Prosa
MAIDS

Una bella rilettura dalla recitazione carente

Una bella rilettura dalla recitazione carente

Maids è liberamente tratto da  Le serve di Genet (malevola traduzione italiana, domestiche rende giustizia all'originale bonnes) scritta nel 1946 e ispirata a un fatto di cronaca accaduto nel 1932 che vide le due giovani sorelle Papin uccidere ferocemente madre e figlia presso cui prestavano servizio come domestiche.

Nella commedia Claire e Solange, domestiche a casa di Madame, odiano a tal punto la padrona da immaginare di avvelenarla, provando ogni giorno, in una cerimonia, le modalità dell'avvelenamento tramite una bevanda al tiglio.

Impersonando a turno la padrona, le due sorelle si litigano il ruolo, tradendo una invidia che cela una legame simbiotico con Madame che vedono come madre numinosa e irraggiungibile la quale, nel momento stesso in cui le umilia, ribadendone la condizione di serve, ne ravviva la dignità, prendendole in considerazione dall'alto della sua affettata aristocraticità.

La messinscena di Fulvio Peroni, intelligente e ambiziosa, cerca di esplorare il tema del doppio facendone l'asse portante dello spettacolo.
Claire e Solange sono portate in scena da 4 attrici, che le interpretano, a turno, a due a due, mentre le due che non recitano restano di proscenio in posa plastica.

Una idea felicissima che moltiplica il rispecchiamento, quello delle due sorelle serve che si rintuzzano nell'odio di classe e quello con Madame cui cercano di sostituirsi, in un continuo rimando tra i personaggi (le due sorelle che a loro volta interpretano Madame) e le attrici che interpretano i personaggi.

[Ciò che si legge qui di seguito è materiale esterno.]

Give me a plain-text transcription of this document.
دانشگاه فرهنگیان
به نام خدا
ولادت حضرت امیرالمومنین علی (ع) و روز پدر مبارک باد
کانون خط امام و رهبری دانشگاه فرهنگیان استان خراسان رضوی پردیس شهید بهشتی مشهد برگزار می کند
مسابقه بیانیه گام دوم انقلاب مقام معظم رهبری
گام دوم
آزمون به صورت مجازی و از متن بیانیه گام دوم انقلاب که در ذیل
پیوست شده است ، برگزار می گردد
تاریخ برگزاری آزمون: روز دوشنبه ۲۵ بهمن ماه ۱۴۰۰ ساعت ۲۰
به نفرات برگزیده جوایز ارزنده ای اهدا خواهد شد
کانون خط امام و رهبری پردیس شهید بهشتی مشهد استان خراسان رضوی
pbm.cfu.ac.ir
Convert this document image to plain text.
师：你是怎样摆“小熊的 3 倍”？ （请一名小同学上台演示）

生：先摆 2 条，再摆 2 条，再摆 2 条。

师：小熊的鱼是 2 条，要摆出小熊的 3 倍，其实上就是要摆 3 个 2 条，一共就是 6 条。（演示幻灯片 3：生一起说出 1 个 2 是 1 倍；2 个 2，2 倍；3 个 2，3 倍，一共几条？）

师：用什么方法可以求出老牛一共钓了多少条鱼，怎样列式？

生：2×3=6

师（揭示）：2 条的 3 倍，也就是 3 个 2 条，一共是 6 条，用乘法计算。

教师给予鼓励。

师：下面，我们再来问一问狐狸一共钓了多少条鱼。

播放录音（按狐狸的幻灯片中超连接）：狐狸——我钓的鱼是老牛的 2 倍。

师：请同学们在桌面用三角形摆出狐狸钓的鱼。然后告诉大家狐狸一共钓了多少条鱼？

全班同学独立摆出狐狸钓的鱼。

A coronare questa felicissima intuizione registica Peroni, irriverentemente, fa interpretare Madame a un uomo, facnedo della donna un gagà effeminato anni 30.
L'affettazione con cui Genet dipinge i modi borghesi di Madame acquistano in questa rivisitazione uno squisito gusto camp amplificando il portato quasi grottesco del delirio di questa donna che si immagina vedova bianca del signore, l'amante, il quale, a causa di una lettera anonima di denuncia mandata a sua insaputa dalle due domestiche, giace in galera.

Una impostazione drammaturgica di primordine alla quale purtroppo non corrisponde una cura nell'esecuzione.

I cambi tra le interpreti, che ogni volta che si passano il testimone si scrutano come guardandosi in un specchio, sono goffi, mai davvero fluidi e, dopo il terzo cambio, risultano ripetitivi e stucchevoli.

L'interpretazione camp di Madame non è sviluppata fino in fondo e lascia irrisolti alcuni nodi drammaturgici.

Madame è un nome ironico per alludere all'omoerotismo del ragazzo?

Il ragazzo si (tra)veste da donna, visto che gli abiti di Madame sono squisitamente femminili?

La messinscena ignora queste domande e non individua, nelle possibili diverse risposte, materiale drammaturgico degno di essere esplorato.

Quello che manca di più allo spettacolo, però, è la recitazione, che, duole dirlo, si attesta a livelli imbarazzanti.

Manca alle quattro attrici una corretta pronuncia del testo (figuriamoci la dizione), che non viene mai sufficientemente scandito e non è sostenuto nemmeno da una adeguata presenza scenica.

Le attrici non sanno stare sul palco, non sanno prendersi la scena e danno sempre l'impressione di essere capitate lì per caso tanto il loro linguaggio del corpo tradisce una mancanza di sicurezza nel movimento e nelle sue intenzioni.

Infine Giorgio Conese, che interpreta Madame, ha una recitazione così stonata da sembrare la parodia di se stesso, con un effetto involontariamente comico che ne fiacca la trovata drammaturgica.

La responsabilità di far andare in scena attrici e attore così impreparate è tutta del regista che non si rende conto di mandare allo sbaraglio delle persone del tutto inadeguate a reggere la scena.